In tal modo ogni elemento vive in simbiotico rapporto con gli altri; ogni fiore è autonomo, ha una propria vita e vive di una propria luce, ma è partecipe della vita e della luce di ciò che lo circonda. In un colpo di pennello, in un semplice e intuitivo gesto, in un semplice particolare, in un solitario fiore o in una foresta di foglie vi si legge un universo segnico che si rivela e si confronta con la nostra coscienza la quale, poi, riconosce nelle forme e nei colori dipinti i colori dell’anima dell’artista, i colori della sua sapiente arte.

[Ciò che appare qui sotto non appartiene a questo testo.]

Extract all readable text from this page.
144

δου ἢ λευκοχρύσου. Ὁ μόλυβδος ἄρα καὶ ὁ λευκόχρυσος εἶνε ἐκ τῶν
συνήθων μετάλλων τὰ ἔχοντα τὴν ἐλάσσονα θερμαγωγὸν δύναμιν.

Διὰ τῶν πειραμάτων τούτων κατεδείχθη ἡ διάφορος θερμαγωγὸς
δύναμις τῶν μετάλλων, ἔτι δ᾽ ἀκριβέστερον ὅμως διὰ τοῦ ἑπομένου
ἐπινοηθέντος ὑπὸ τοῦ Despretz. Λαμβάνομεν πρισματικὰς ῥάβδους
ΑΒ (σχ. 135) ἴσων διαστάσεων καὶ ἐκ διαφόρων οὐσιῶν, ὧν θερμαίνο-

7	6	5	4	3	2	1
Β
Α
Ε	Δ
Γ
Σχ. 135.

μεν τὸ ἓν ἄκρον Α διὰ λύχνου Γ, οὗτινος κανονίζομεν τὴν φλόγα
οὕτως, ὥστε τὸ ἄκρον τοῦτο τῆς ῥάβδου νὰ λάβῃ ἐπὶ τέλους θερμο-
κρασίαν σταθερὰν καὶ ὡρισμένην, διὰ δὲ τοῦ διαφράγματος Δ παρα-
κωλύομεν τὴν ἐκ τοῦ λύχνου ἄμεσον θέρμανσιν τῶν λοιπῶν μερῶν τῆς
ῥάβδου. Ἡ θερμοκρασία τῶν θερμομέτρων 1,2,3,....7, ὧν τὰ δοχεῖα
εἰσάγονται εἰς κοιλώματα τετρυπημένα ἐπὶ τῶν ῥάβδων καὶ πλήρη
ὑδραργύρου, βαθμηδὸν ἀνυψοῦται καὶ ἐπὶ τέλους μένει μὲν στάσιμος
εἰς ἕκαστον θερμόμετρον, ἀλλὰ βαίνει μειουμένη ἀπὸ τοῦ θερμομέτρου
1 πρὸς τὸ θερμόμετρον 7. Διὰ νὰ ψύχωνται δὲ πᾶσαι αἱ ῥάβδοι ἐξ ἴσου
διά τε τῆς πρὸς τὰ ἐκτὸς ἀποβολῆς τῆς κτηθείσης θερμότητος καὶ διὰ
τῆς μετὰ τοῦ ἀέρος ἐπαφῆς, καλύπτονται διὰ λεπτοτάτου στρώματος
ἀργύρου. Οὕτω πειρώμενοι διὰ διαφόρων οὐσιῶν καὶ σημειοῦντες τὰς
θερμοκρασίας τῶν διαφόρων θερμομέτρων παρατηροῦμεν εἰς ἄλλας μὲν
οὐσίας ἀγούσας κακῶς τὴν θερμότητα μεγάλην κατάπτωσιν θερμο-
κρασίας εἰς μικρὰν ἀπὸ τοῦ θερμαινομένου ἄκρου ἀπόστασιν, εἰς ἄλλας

La parola che forse esprime meglio l’universo pittorico e coloristico delle grandi tele di Nino Aiello è “rivelazione” perché l’universo della sua arte diventa poesia coloristica come rivelazione segnica di una natura che si offre, umile e semplice nella sua grandezza, attraverso le sottili trame che sottendono l’esistenza stessa del Creato. E la grandezza dell’arte è proprio nella rivelazione del mondo, un mondo variegato e complesso e una natura mutevole e cangiante, attraverso gli occhi disincantati di un artista che sa vedere nel profondo dell’intimità umana quella briciola di verità che sottende la nostra travagliata esperienza di vita. Quindi, al di là delle “sottili osservazioni” dei critici d’arte, parlare di naturalismo o di realismo del linguaggio pittorico e stilistico di Nino non ha alcuna giustificazione, così come sarebbe puerile parlare di “panismo” pittorico. La pittura di Aiello, infatti, sfugge a qualsiasi etichettatura imbrigliatrice perché essa è essenzialmente frutto di un moto interiore che fa vibrare le corde dell’animo creatore. Quello che noi vediamo non è altro che la restituzione di questo moto creativo, profondo, interiore, in forme, colori e rigorose costruzioni generali delle immagini dipinte. Per questo la sua arte, la sua poetica pittorica, non può risolversi in un semplice slogan critico: l’arte di Aiello semplicemente è. Essa esiste nello spazio della nostra realtà e vive con noi e dentro di noi, ci accompagna e partecipa al nostro vissuto quotidiano.